No, I won't prove it. I can't prove it. I don't expect others to prove it.

By "it" I mean personal narratives of fantastic encounters and sightings. Bigfoot, Sasquatch, the Yeti, the Yowie. UFOs, flying saucers, space brothers, reptilians. Mothman. Lizard man. Ghosts. MIB. All those and so much more.

Skeptics and debunkers respond to the passive aggressive use of the word "claims" of Fortean events by flatly commenting "The burden of proof is upon the teller of the tale." Oh bullshit. Go away.

It's that whole moving the goalpost gambit; framing anomalous events within a game context. Games have rules. Therefore, prove you saw a UFO or Bigfoot or that you journeyed to Venus with the space brethren. But it's not a game. Well, it certainly does seem to be a game, actually, but it isn't being played by our rules. Thousands of years of the fantastical have shown us that. So why are some stuck in the belief that the game has rules we understand or that the rules are fair? It's obvious it's their game -- whoevery "they" are -- and the rules, if any, are slippery fuckers.
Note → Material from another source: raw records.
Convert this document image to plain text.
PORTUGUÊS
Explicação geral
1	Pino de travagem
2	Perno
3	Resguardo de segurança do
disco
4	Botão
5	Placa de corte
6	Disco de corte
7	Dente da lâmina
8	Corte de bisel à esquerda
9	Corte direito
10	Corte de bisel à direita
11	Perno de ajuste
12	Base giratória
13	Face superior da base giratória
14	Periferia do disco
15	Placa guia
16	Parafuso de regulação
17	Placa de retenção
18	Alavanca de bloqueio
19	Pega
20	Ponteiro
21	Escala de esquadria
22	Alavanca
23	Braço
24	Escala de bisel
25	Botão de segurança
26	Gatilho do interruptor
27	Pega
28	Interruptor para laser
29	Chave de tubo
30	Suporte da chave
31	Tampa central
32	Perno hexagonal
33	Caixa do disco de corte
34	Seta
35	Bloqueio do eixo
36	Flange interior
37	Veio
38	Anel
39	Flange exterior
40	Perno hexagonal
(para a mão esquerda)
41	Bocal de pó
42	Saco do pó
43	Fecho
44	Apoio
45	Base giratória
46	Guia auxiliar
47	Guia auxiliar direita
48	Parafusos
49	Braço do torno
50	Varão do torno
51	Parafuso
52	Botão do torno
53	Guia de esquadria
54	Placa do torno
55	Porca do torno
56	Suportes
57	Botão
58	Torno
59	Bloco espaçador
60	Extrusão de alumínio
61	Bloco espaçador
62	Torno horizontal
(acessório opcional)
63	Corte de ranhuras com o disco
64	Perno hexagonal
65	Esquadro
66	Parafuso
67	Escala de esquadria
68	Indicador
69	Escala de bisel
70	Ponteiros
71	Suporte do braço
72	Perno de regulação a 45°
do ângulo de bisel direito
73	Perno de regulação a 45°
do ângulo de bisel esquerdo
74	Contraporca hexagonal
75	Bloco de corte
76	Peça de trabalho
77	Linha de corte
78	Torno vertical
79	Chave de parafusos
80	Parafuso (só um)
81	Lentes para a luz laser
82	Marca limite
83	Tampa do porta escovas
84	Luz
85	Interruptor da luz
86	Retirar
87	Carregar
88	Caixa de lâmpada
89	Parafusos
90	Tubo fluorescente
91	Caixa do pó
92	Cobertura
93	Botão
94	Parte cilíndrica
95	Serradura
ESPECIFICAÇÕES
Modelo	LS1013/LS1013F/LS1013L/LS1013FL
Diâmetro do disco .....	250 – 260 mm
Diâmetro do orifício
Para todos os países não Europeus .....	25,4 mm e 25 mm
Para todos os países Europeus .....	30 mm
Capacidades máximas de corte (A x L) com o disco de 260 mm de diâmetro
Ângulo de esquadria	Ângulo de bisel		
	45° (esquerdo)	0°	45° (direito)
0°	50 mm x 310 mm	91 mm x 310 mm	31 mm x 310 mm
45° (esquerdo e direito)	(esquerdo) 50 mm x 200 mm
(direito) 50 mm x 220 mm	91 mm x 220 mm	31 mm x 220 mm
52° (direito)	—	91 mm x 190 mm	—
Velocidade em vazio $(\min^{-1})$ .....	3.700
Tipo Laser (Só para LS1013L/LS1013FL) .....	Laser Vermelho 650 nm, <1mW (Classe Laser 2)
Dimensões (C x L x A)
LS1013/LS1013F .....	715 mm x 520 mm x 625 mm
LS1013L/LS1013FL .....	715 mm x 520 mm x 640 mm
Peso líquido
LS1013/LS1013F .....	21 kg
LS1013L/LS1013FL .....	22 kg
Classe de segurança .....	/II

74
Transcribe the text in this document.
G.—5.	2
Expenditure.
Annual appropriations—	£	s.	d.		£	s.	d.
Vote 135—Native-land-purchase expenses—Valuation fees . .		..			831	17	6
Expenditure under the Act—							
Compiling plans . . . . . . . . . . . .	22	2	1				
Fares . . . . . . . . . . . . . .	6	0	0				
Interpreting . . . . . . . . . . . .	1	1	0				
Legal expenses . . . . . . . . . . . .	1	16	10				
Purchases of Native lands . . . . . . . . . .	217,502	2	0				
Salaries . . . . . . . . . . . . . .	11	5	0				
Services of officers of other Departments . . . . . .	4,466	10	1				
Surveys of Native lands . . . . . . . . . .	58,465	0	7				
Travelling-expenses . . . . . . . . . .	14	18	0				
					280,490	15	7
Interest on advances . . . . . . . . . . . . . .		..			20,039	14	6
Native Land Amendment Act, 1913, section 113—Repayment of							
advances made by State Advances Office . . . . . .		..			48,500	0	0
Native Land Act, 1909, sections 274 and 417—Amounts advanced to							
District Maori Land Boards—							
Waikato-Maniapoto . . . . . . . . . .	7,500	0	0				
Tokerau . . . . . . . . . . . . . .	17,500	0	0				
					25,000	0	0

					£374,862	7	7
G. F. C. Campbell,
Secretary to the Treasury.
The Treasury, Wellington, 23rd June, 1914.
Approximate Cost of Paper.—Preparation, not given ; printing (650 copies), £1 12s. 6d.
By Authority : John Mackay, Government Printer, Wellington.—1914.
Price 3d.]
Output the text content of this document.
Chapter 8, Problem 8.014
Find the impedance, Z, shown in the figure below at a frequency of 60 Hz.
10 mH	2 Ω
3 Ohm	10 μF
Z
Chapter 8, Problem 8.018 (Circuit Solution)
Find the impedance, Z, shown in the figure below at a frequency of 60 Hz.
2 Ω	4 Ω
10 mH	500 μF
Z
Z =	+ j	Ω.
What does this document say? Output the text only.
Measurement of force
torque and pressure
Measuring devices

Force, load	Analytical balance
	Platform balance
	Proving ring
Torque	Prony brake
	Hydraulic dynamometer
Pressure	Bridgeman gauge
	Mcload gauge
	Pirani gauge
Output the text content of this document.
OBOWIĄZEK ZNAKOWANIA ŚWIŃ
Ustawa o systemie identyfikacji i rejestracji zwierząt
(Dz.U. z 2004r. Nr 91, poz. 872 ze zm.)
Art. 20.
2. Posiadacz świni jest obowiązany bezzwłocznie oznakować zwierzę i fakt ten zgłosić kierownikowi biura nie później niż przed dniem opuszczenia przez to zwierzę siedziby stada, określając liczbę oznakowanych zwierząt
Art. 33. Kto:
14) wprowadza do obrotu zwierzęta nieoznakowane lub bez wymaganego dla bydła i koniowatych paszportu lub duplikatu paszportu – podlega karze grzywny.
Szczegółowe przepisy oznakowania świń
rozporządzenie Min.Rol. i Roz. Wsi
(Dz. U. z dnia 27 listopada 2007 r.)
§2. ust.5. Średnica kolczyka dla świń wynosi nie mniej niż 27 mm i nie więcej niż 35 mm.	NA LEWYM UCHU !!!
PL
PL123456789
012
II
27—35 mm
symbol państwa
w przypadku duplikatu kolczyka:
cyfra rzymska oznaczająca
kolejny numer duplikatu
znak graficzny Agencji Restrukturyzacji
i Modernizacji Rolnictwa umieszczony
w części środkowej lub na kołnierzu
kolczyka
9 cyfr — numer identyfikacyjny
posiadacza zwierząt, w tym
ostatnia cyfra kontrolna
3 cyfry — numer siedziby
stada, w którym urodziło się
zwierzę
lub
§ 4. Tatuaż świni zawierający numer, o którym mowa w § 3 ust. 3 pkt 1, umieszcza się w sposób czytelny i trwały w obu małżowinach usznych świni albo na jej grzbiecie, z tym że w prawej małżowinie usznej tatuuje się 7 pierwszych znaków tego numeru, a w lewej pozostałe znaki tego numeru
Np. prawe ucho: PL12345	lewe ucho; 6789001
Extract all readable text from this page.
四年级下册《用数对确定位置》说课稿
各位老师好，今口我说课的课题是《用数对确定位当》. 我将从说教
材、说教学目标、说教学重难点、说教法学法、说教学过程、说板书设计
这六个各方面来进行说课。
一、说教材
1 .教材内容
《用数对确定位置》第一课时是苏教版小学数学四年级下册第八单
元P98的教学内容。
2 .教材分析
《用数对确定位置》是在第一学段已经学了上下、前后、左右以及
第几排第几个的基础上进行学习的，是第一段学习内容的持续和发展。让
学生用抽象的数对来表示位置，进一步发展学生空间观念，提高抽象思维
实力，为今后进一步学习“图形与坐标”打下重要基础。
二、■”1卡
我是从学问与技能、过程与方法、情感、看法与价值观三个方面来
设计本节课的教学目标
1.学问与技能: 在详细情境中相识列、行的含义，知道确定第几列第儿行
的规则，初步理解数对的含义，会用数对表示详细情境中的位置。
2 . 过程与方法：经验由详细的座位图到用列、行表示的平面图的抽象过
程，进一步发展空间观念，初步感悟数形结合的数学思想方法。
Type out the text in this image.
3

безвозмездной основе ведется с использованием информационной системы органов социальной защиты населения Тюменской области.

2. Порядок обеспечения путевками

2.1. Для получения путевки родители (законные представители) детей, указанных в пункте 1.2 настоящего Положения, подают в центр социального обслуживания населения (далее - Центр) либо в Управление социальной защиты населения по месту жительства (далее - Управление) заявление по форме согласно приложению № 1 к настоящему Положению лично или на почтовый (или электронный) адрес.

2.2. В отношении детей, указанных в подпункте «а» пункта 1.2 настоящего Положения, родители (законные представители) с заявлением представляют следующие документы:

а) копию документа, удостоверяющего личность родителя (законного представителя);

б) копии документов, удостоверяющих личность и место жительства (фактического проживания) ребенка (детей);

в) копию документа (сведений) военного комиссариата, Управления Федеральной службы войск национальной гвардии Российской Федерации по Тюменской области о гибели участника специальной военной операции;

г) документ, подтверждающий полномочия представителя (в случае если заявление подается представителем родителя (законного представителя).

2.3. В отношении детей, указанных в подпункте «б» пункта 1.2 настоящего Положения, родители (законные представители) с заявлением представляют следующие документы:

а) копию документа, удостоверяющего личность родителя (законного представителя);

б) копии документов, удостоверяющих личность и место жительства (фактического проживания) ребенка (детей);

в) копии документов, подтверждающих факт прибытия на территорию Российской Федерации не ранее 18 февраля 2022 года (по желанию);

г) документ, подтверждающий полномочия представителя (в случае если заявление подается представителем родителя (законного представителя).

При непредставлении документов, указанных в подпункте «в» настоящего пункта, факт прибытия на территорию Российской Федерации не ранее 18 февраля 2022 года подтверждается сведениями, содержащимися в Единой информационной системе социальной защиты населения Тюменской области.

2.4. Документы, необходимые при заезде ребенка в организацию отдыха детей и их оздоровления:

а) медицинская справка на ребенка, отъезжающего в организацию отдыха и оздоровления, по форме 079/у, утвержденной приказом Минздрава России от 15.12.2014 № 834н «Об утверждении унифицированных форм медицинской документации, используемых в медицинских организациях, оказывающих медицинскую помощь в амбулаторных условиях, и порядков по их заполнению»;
It's insulting to come back with all the stuff about hoaxes, liars, the mentally unstable and abusers of substances. Those are givens; let's move on from that. We have to trust ourselves; listen to our intuition. Do we trust this person, do we believe this witness? We have to check ourselves: are we sexist, ageist, racist, classist? Are we letting our personal biases interfere with really listening to what's being told to us?

I don't owe anyone anything. I don't expect people to believe me or not, and I don't care if they believe me or not. I understand if they don't believe me. I don't always believe others; or more correctly, I often simply just don't know what to think. (Alien abductions for example.) But I don't expect anyone to have the elusive proof that many demand, because I know it's not there. (And then here's the thing on that: who decides what is proof? What would satisfy some will continue to frustrate others. It will never end...) So really, the onus is now on me to "believe" or not. My choice to listen, to process, to explore. How do I respond to the witness? Easy for those who've often decided no such things exist in the first place, demand proof from the witness and then dismiss the whole thing when no proof is handed to them. Positively cozy for them; neat little world where all things are come in clearly labeled packages.

But as the expression goes, "extraordinary claims demand extraordinary investigations."

We speculate like mad. That's a good thing. We discuss and review old cases and compare and contrast and wonder. We wonder! We talk and share. We look to all kinds of places for support which, by the way, doesn't mean agreement or a clamp down on looking for "the truth". It means respect and the ability to be open. "What the hell??!! " we ask. "Why, how? -- am I mad?" Maybe we make connections where there are none, maybe we see patterns when it's just chaos. Maybe the pattern is so huge we have to step back to see it. Who knows. Thing is, we're trying and most of us ain't lying. We may be wrong, we may interpret things according to our own cultural perspectives and knowledge, but we're in it.

I don't demand proof. I do expect honesty from both witness and researcher. Other than that, I simply shrug when others expect some sort of magical proof that will solve their mysteries for them. That's not my job; to offer appeasement for their inner confusions swirling around the unknown.